If there were still magazine stands, I’d be all over them today. Three pieces of mine have (coincidentally) come out on in the last day or so, in fairly disparate publications

* In Aeon (a new British “digital magazine of ideas and culture, publishing an original essay every weekday”), I have a followup to my first essay there, which argued the case for a Keynesian utopia, with a drastic reduction in market working hours. In my follow-up, I look at the environmental sustainability of the idea. The tagline for the essay “For the first time in history we could end poverty while protecting the global environment. But do we have the will? ”

* Continuing on the utopian theme, Jacobin magazine has published The Light on the Hill, a reply to Seth Ackerman’s piece on market socialism

* And, at The National Interest, a piece with the self-explanatory title, Will Banks Finally Be Brought to Heel?

While I’m plugging my own work, I thought some readers might be interested in this paper on financial liberalisation and asset bubbles, written in the leadup to the global financial crisis. There’s not much I would change now, and it’s still a pretty good summary of how I think about the financial bubble that created the crisis. The linked working paper version is from 2004, and it eventually appeared in the Journal of Economic Issues, the main journal of the institutionalists who carry on the tradition started by Veblen and Commons in early C20. Not surprisingly, given this obscure outlet, it hasn’t had a lot of attention.

  1. Jordan
    January 21st, 2013 at 21:19 | #1

    “however the impairment of bank balance sheets”

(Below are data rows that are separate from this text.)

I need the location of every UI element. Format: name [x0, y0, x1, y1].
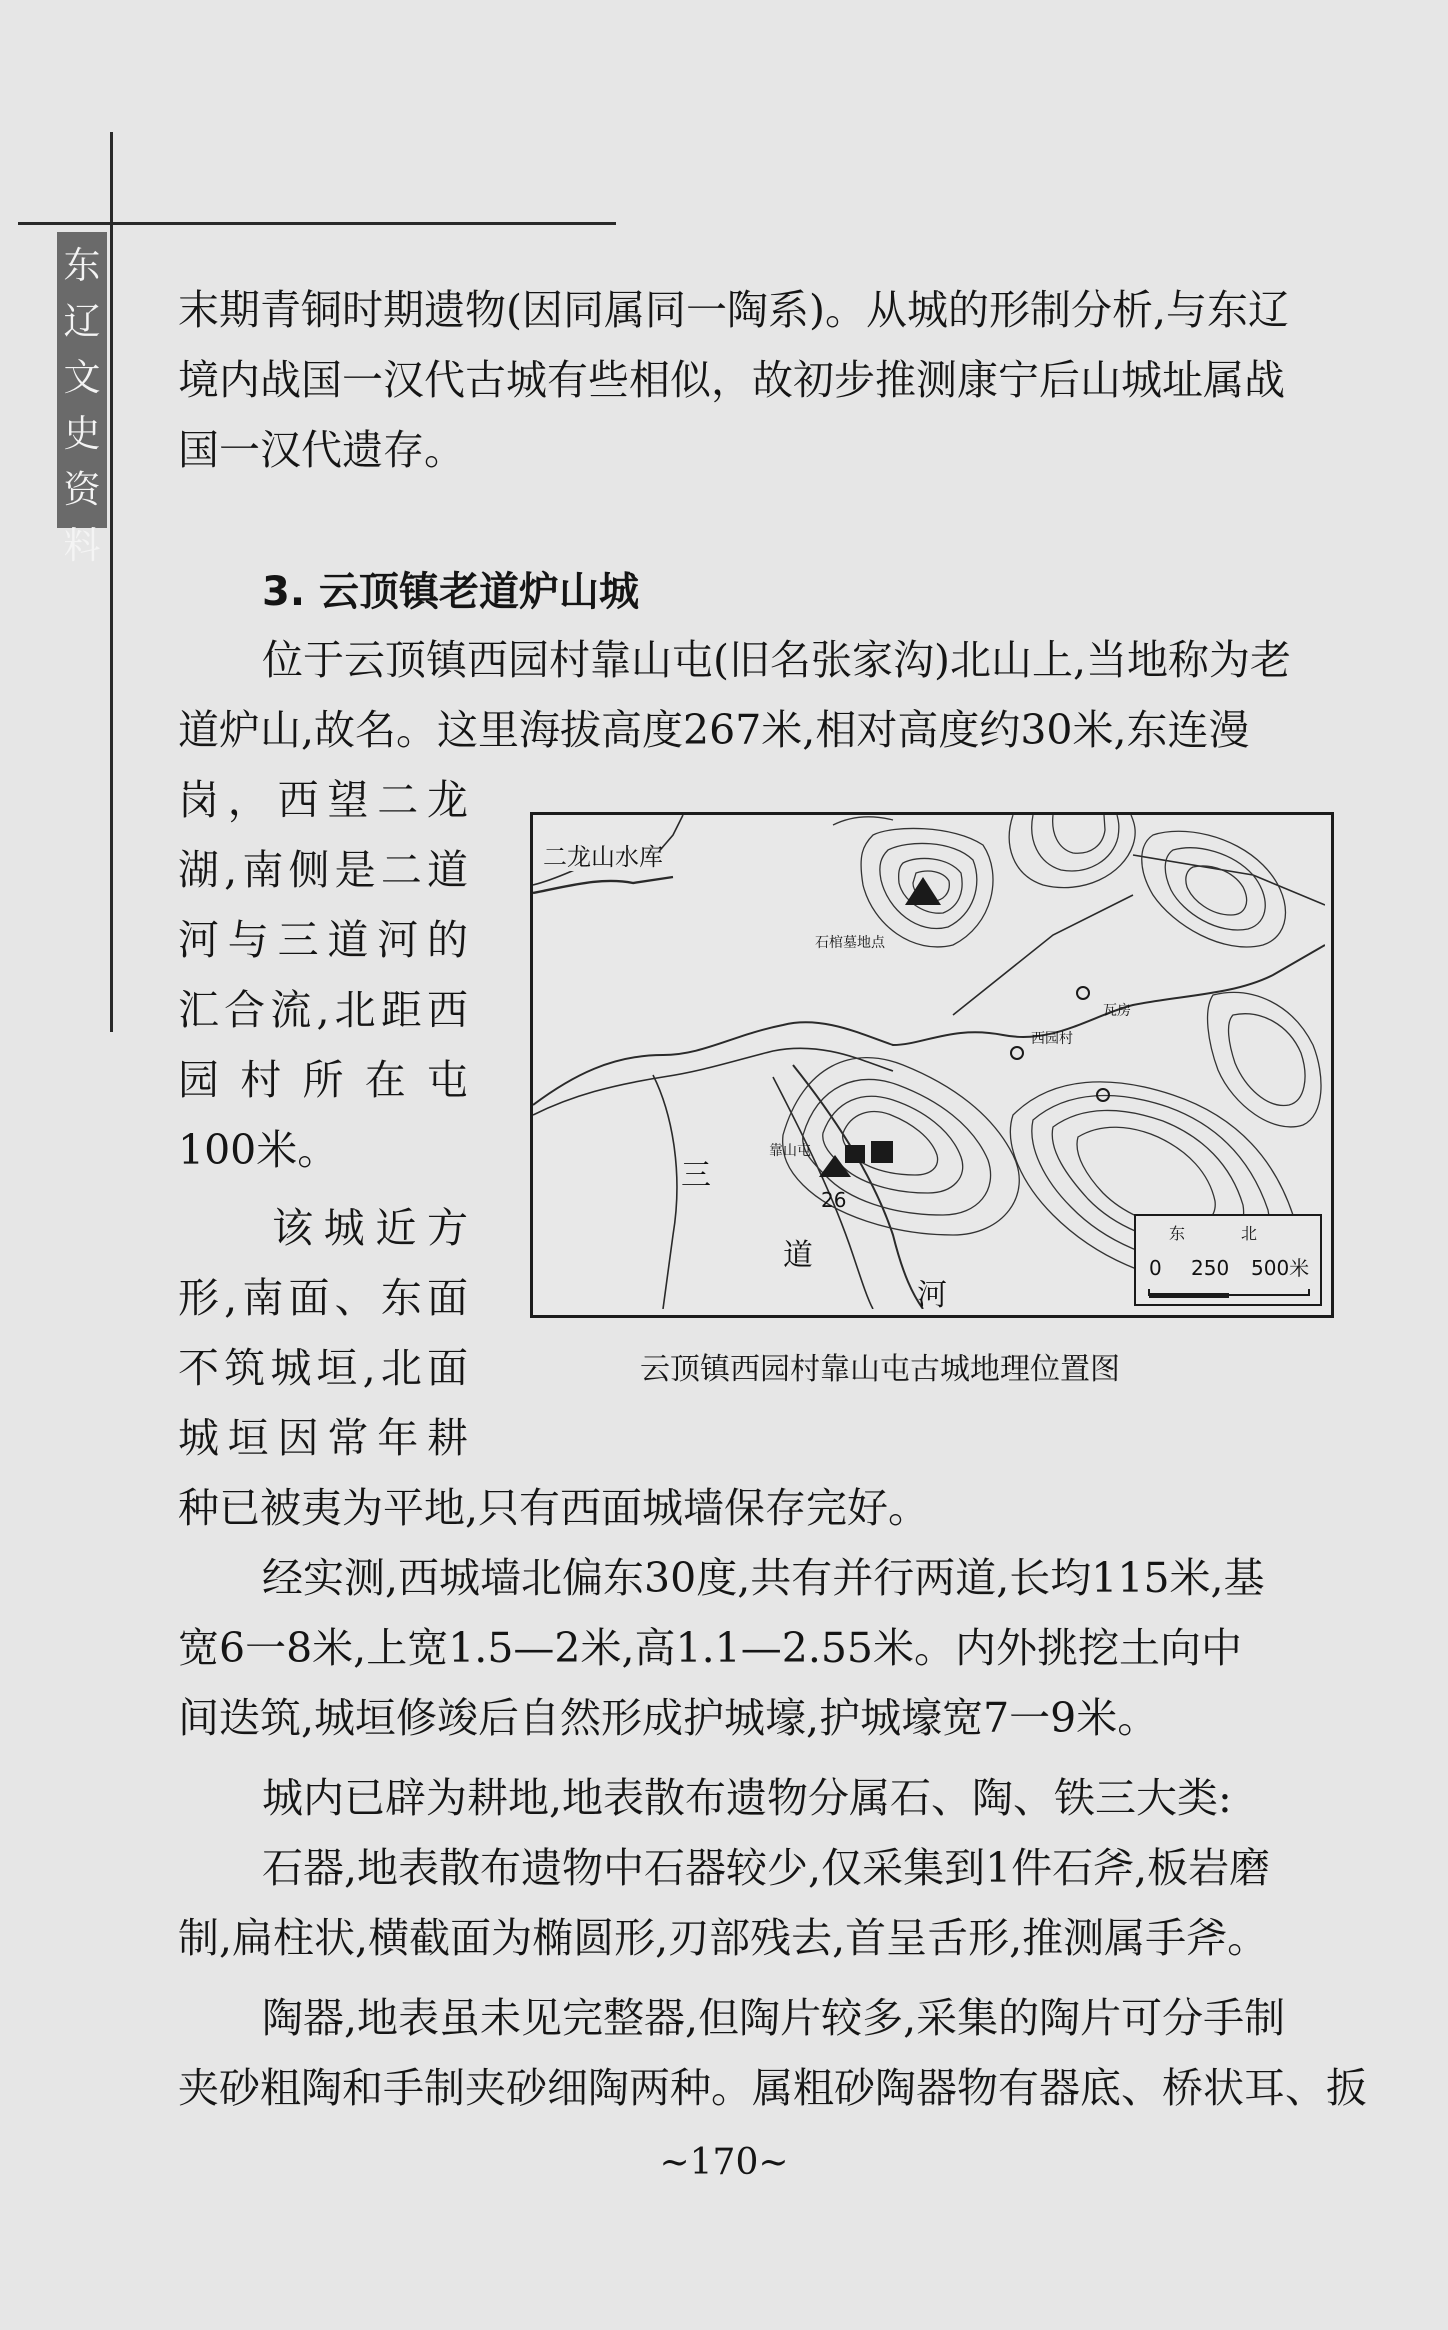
river-label: 三 [681, 1158, 711, 1193]
body-line: 制,扁柱状,横截面为椭圆形,刃部残去,首呈舌形,推测属手斧。 [178, 1914, 1269, 1962]
building-icon [871, 1141, 893, 1163]
body-line: 末期青铜时期遗物(因同属同一陶系)。从城的形制分析,与东辽 [178, 286, 1290, 334]
scale-box [1135, 1215, 1321, 1305]
series-tab-char: 史 [63, 412, 101, 455]
body-line: 境内战国一汉代古城有些相似，故初步推测康宁后山城址属战 [178, 356, 1285, 404]
compass-label: 北 [1241, 1224, 1258, 1243]
wrapped-line: 湖,南侧是二道 [178, 846, 468, 894]
wrapped-line: 园村所在屯 [178, 1056, 468, 1104]
body-line: 位于云顶镇西园村靠山屯(旧名张家沟)北山上,当地称为老 [262, 636, 1292, 684]
body-line: 种已被夷为平地,只有西面城墙保存完好。 [178, 1484, 930, 1532]
body-line: 国一汉代遗存。 [178, 426, 465, 474]
site-label: 靠山屯 [769, 1143, 811, 1159]
river-label: 河 [917, 1278, 947, 1309]
scale-label: 500米 [1251, 1256, 1310, 1280]
wrapped-line: 河与三道河的 [178, 916, 468, 964]
margin-rule-vertical [110, 132, 113, 1032]
building-icon [845, 1145, 865, 1163]
body-line: 夹砂粗陶和手制夹砂细陶两种。属粗砂陶器物有器底、桥状耳、扳 [178, 2064, 1367, 2112]
page-number: ~170~ [659, 2142, 789, 2183]
series-tab-char: 东 [63, 244, 101, 287]
header-rule [18, 222, 616, 225]
village-marker-icon [1011, 1047, 1023, 1059]
series-tab-char: 料 [63, 524, 101, 567]
body-line: 宽6一8米,上宽1.5—2米,高1.1—2.55米。内外挑挖土向中 [178, 1624, 1243, 1672]
village-marker-icon [1077, 987, 1089, 999]
series-tab-char: 辽 [63, 300, 101, 343]
wrapped-line: 形,南面、东面 [178, 1274, 468, 1322]
wrapped-line: 汇合流,北距西 [178, 986, 468, 1034]
wrapped-line: 100米。 [178, 1126, 339, 1174]
wrapped-line: 不筑城垣,北面 [178, 1344, 468, 1392]
body-line: 城内已辟为耕地,地表散布遗物分属石、陶、铁三大类: [262, 1774, 1232, 1822]
series-tab-char: 资 [63, 468, 101, 511]
scale-label: 0 [1149, 1256, 1162, 1280]
reservoir-label: 二龙山水库 [543, 843, 663, 871]
series-tab-char: 文 [63, 356, 101, 399]
height-label: 26 [821, 1188, 847, 1212]
river-label: 道 [783, 1238, 813, 1273]
body-line: 经实测,西城墙北偏东30度,共有并行两道,长均115米,基 [262, 1554, 1265, 1602]
location-map [530, 812, 1334, 1318]
site-marker-icon [905, 877, 941, 905]
section-heading: 3. 云顶镇老道炉山城 [262, 569, 639, 615]
compass-label: 东 [1169, 1224, 1186, 1243]
site-label: 石棺墓地点 [815, 935, 885, 951]
body-line: 陶器,地表虽未见完整器,但陶片较多,采集的陶片可分手制 [262, 1994, 1286, 2042]
village-label: 西园村 [1031, 1031, 1073, 1047]
wrapped-line: 岗，西望二龙 [178, 776, 468, 824]
scale-label: 250 [1191, 1256, 1230, 1280]
body-line: 石器,地表散布遗物中石器较少,仅采集到1件石斧,板岩磨 [262, 1844, 1271, 1892]
hamlet-label: 瓦房 [1103, 1003, 1131, 1019]
body-line: 间迭筑,城垣修竣后自然形成护城壕,护城壕宽7一9米。 [178, 1694, 1159, 1742]
scale-bar-segment [1149, 1293, 1229, 1298]
figure-caption: 云顶镇西园村靠山屯古城地理位置图 [640, 1352, 1120, 1387]
body-line: 道炉山,故名。这里海拔高度267米,相对高度约30米,东连漫 [178, 706, 1250, 754]
wrapped-line: 城垣因常年耕 [178, 1414, 468, 1462]
map-drawing [533, 815, 1325, 1309]
series-tab [57, 232, 107, 567]
wrapped-line: 该城近方 [272, 1204, 468, 1252]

    But that impairement comes only from sharing in projected income and taking a payout at the front end of a loan term. Projected income is allready spent by banks before it is determend if it will reach maturity or not.
    Projected income is spent right away by banks without that income being aquierd which in credit default it will not be, hence balance sheed is impaired.

    Due to that fact, some of banks in east Europe do not count principal part in monthly payments untill projected income is achieved, then the principal is being paid off.
    I know, that is obvious robery in case of a prepayment, but when given such power to banks to decide on credit terms they will do it to protect their balance sheet.
    Former communist block is a neoliberal paradise so there is no wonder why it is failing the progress in economy and wellbeing. European perifery is the looting area for the core.